What Have You Made on Private Equity? Who Knows?!

There are lies, damned lies and statistics – and then there’s IRR. The internal rate of return metric used by private-capital managers has long had critics in finance and academia because it is easily manipulated and hard to compare with the transparent returns of, say, stocks and bonds. Still, it survives because there is no killer alternative.

Now, after a spell when private equity has struggled to sell portfolio companies due to unpredictable stock markets and a lack of high-yield debt funding, investors in such funds are increasingly looking at cash-based measures of performance. The numbers aren’t great: Cash distributions by the biggest private equity firms to their investors dropped by almost half between 2012 and 2023, Bloomberg News reported last week.

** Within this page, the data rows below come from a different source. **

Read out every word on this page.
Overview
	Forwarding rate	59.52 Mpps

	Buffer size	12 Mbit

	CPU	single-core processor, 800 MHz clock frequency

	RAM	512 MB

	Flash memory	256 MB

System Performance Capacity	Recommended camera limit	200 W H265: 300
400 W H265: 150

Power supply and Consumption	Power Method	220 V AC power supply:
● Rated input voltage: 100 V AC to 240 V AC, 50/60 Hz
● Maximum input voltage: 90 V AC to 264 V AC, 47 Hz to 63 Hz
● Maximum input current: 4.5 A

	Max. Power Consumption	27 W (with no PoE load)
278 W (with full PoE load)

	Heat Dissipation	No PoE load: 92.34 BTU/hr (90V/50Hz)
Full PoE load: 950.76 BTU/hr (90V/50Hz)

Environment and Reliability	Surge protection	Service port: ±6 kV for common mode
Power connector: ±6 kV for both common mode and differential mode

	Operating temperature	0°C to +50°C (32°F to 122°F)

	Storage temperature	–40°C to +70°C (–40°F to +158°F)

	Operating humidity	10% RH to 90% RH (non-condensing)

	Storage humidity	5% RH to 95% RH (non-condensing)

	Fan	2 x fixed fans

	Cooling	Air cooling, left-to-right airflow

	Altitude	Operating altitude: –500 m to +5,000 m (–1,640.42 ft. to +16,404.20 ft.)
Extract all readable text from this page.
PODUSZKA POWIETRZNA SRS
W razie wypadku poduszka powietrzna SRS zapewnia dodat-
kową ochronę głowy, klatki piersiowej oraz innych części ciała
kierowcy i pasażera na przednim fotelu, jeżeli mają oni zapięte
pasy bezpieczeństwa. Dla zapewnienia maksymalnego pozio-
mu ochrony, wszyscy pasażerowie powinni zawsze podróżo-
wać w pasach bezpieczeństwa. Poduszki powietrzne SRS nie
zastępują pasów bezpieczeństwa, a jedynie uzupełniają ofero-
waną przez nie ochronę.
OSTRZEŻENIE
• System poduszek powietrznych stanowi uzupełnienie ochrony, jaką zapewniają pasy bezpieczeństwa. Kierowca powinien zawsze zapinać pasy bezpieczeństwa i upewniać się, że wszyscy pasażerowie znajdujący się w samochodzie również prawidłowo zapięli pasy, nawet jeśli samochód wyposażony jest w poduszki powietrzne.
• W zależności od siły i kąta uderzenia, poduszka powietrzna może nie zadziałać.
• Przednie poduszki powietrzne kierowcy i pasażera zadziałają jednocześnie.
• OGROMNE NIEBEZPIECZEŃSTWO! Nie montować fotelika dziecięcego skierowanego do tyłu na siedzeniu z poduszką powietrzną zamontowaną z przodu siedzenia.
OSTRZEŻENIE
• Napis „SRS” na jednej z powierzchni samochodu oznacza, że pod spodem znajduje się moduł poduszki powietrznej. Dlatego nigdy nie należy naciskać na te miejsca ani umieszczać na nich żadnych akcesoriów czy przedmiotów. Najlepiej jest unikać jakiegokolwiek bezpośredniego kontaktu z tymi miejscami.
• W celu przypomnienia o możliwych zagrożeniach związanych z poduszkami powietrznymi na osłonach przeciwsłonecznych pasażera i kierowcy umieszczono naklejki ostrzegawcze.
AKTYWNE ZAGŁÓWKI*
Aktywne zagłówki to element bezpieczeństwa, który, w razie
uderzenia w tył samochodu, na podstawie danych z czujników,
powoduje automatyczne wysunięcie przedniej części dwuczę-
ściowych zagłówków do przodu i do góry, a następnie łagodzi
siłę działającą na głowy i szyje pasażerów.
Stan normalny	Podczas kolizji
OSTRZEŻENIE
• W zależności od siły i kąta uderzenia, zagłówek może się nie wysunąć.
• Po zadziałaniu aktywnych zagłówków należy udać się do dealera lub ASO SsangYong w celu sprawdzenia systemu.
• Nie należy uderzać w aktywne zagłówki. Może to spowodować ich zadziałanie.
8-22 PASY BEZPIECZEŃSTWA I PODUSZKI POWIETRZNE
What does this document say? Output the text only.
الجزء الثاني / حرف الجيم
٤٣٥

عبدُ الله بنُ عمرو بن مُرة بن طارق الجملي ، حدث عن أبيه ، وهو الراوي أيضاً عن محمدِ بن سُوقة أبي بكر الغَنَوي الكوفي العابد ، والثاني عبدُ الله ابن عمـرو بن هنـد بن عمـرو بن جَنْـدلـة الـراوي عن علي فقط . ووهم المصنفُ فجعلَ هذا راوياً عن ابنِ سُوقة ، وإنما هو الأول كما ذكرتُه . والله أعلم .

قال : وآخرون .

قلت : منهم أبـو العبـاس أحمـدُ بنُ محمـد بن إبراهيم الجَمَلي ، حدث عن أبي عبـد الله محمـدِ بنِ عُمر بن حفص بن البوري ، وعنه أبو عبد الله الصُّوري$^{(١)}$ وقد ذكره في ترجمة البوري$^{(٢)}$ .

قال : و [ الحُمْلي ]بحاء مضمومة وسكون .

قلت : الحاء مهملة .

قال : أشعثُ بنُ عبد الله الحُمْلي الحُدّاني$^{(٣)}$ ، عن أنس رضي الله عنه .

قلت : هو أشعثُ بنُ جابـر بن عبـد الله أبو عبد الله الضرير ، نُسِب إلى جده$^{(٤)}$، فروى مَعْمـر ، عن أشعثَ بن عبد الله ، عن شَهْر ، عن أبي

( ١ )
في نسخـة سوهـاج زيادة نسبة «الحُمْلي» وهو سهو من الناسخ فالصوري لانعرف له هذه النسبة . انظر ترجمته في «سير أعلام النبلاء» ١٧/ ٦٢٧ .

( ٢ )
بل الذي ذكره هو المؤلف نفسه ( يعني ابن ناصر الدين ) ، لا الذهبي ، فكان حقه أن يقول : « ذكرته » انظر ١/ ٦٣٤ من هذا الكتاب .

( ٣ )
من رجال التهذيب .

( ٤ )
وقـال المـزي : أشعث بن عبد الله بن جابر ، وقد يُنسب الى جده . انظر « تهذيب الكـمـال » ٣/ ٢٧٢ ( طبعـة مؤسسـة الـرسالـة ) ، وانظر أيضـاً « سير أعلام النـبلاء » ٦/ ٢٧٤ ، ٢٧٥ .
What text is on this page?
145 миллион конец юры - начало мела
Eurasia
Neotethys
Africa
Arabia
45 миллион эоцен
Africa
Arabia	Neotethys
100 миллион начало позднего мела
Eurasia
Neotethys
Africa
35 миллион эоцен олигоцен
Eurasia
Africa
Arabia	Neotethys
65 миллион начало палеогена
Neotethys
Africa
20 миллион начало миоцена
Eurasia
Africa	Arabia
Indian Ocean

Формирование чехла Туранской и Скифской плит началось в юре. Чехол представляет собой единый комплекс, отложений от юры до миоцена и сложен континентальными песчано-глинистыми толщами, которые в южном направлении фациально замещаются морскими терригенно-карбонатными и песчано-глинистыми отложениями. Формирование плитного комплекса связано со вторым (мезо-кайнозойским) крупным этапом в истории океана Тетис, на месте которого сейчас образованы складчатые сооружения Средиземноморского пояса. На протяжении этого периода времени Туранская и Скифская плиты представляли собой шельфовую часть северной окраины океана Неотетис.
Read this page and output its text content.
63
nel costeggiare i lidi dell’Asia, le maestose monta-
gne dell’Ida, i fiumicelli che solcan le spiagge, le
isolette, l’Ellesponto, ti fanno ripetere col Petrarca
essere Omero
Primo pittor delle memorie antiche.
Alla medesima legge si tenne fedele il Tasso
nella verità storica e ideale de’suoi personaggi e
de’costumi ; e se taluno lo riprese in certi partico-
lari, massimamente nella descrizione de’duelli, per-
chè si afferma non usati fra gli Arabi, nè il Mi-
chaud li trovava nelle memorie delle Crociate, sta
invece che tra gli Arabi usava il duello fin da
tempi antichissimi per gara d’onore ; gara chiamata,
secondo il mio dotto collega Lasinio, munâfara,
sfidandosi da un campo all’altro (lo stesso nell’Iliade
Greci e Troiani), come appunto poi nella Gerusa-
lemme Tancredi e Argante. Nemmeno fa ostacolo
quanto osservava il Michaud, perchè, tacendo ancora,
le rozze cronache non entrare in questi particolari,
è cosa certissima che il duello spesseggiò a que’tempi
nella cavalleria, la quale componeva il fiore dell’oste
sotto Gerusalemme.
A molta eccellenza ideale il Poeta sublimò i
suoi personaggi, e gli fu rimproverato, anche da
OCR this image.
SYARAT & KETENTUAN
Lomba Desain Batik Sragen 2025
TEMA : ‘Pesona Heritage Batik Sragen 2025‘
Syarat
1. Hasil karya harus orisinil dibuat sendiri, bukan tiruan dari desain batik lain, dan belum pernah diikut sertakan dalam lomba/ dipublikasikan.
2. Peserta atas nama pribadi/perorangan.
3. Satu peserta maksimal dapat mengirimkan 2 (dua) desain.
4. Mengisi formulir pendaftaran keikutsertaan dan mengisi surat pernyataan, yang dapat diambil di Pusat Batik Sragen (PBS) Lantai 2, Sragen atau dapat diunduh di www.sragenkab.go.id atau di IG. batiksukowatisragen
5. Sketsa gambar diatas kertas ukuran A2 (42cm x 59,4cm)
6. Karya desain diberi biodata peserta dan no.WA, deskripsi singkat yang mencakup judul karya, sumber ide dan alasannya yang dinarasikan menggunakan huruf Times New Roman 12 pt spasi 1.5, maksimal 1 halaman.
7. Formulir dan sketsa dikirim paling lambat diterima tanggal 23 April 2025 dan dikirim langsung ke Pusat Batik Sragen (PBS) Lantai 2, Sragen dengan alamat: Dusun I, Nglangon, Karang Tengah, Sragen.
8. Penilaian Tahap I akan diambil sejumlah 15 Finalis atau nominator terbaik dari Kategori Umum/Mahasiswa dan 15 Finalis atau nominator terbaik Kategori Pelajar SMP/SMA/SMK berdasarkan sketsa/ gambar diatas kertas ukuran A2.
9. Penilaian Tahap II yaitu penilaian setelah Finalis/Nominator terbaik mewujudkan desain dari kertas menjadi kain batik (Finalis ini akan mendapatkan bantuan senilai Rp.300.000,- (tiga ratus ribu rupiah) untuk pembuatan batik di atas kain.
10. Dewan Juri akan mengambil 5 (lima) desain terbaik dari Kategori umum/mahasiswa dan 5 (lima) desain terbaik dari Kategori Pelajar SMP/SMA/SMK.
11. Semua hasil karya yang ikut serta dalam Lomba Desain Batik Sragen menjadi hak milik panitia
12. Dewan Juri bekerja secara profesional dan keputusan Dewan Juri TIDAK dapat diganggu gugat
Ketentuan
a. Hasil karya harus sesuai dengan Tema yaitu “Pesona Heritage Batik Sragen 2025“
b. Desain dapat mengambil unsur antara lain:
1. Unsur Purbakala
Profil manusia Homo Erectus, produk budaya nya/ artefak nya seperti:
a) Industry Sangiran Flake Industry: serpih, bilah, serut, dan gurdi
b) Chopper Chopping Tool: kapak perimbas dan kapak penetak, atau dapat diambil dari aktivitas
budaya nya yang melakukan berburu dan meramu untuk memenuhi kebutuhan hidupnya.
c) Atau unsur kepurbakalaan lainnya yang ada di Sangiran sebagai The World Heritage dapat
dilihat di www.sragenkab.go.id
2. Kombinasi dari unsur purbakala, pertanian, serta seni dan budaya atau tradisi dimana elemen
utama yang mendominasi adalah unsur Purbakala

For the whole industry, the picture of decline over the past two years is similar, according to data from MSCI. For the first nine months of 2023, its most recent complete data, total payouts from global private equity funds, excluding venture capital, were $166 billion. In the first nine months of 2021, that number was $357 billion. Include venture capital and the drop is even greater with 2023 distributions less than one-third of those in 2021.

Another way of tracking this is to calculate capital distributions as a percentage of capital paid in to funds in each quarter. On that basis, the first half of 2023 saw payouts running at a similar rate as mid-2020, the depths of the Covid pandemic. Those periods saw the worst numbers since the global financial crisis of 2007-2009.